According to an article in The Age / Business, October 04 by Jonathan Wenig, it’s now about compliance, cybersecurity, balance sheets, crisis management in that order, then the expected board management issues, organisation culture and strategies.
Why the change?
Over the past few years, the big end of town and many middle tier organisations have demonstrated a lack of compliance accountability, naïve attitudes to risk and poor planning. This has garnered media attention and in turn, a public voice.
There have been too many high profile compliance failures making headlines and reflecting organisational cultures of non-acceptance of accountability for what they do and how they do it. This is a massive threat to financial and business performance not to mention director liability.
Then there is a lack of understanding of the need for effective and timely risk and crisis management. Risk/crisis management has been centre stage in the wake of events such as the Dreamworld tragedy and the more recent banking royal commission fall out. This will be more so in coming months with the pending shake up of the corporate watchdogs, heavily criticised for being ineffectual. Clearly, the watchdogs have been put on notice and this will inevitably change their profile in the compliance arena in future. The watchdog might just become ‘The Watchdog’ resulting in corporate litigation along with more public shaming of recalcitrant organisations.

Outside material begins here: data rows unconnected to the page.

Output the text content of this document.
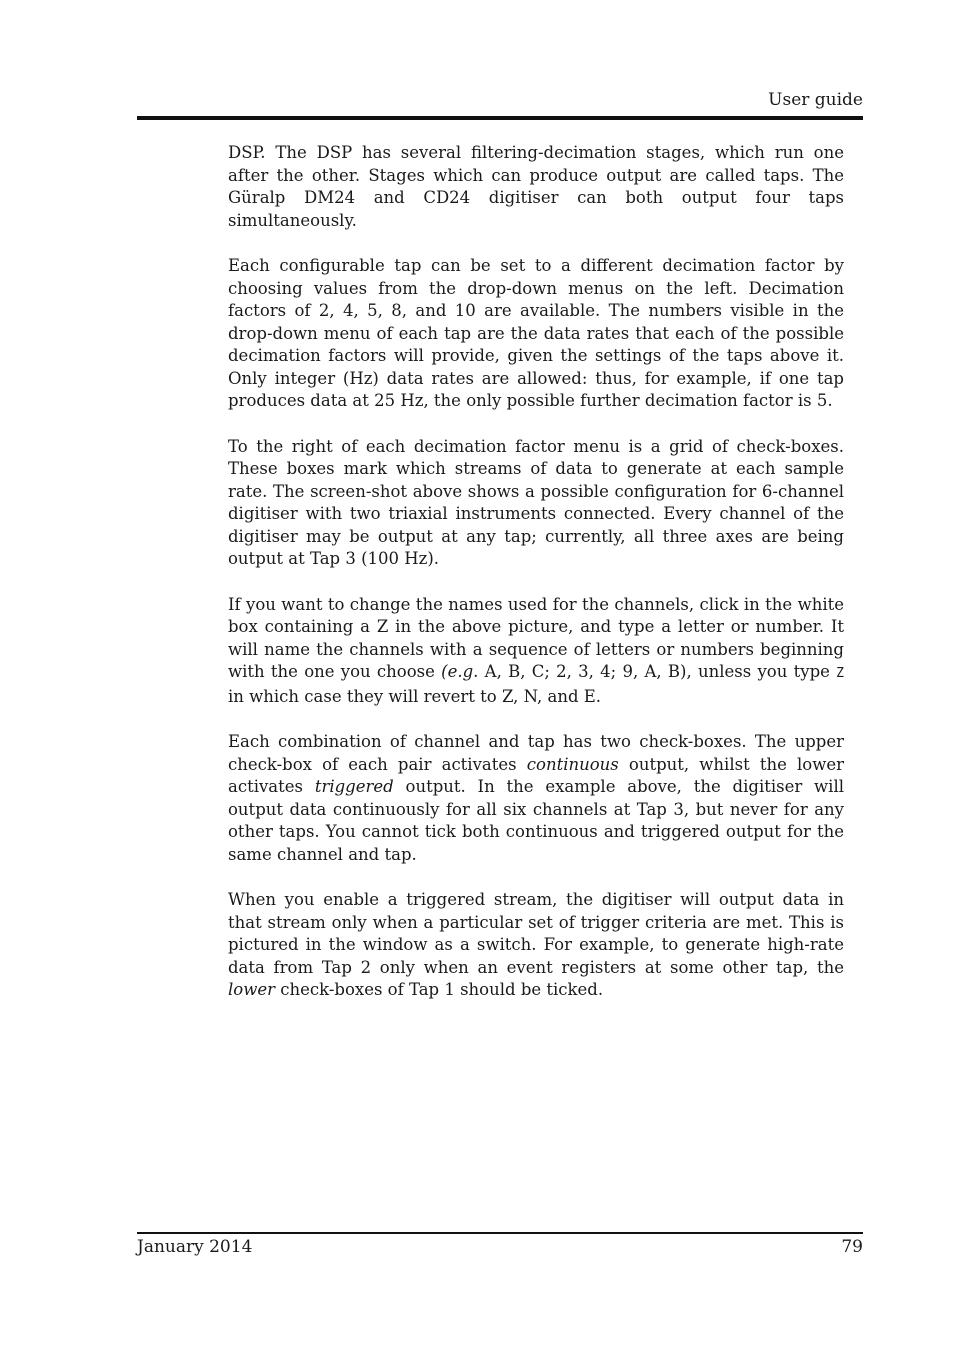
User guide

DSP. The DSP has several filtering-decimation stages, which run one after the other. Stages which can produce output are called taps. The Güralp DM24 and CD24 digitiser can both output four taps simultaneously.

Each configurable tap can be set to a different decimation factor by choosing values from the drop-down menus on the left. Decimation factors of 2, 4, 5, 8, and 10 are available. The numbers visible in the drop-down menu of each tap are the data rates that each of the possible decimation factors will provide, given the settings of the taps above it. Only integer (Hz) data rates are allowed: thus, for example, if one tap produces data at 25 Hz, the only possible further decimation factor is 5.

To the right of each decimation factor menu is a grid of check-boxes. These boxes mark which streams of data to generate at each sample rate. The screen-shot above shows a possible configuration for 6-channel digitiser with two triaxial instruments connected. Every channel of the digitiser may be output at any tap; currently, all three axes are being output at Tap 3 (100 Hz).

If you want to change the names used for the channels, click in the white box containing a Z in the above picture, and type a letter or number. It will name the channels with a sequence of letters or numbers beginning with the one you choose (e.g. A, B, C; 2, 3, 4; 9, A, B), unless you type Z in which case they will revert to Z, N, and E.

Each combination of channel and tap has two check-boxes. The upper check-box of each pair activates continuous output, whilst the lower activates triggered output. In the example above, the digitiser will output data continuously for all six channels at Tap 3, but never for any other taps. You cannot tick both continuous and triggered output for the same channel and tap.

When you enable a triggered stream, the digitiser will output data in that stream only when a particular set of trigger criteria are met. This is pictured in the window as a switch. For example, to generate high-rate data from Tap 2 only when an event registers at some other tap, the lower check-boxes of Tap 1 should be ticked.

January 2014	79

Global cyber security issues and the new and strengthened Australian data security legislation has already and will continue to impact organisations. Costs in managing data security along with ownership of cyber security risk falls to Boards of management as does breaches of data security. Director liability and business and financial performance are at risk.
Where to from here for the Board agenda?
Board due diligence through a structured risk management program is a key factor moving forward. Board agendas and board papers will need to demonstrate transparency, accountability, risk profiling, corporate governance and compliance programs. Basically, good governance.
Board papers are likely to include:
Compliance Officer: Compliance program performance report
Privacy Officer: Privacy protections performance report
Information Security Officer: Cyber security system plan and performance report including vulnerability management plan
Risk Manager: Corporate Risk Register and risk profile report
Legal Representative: Performance against legal obligations including top legal risk management issues
Times have changed, Boards will change.
There is a clear relationship between managing risk, taking a risk, growing a business and good governance. So much so that government agencies themselves are required to take a risk management approach and in doing so, demand that of private enterprise through legislation.
This will be reflected in the Board Room of the future.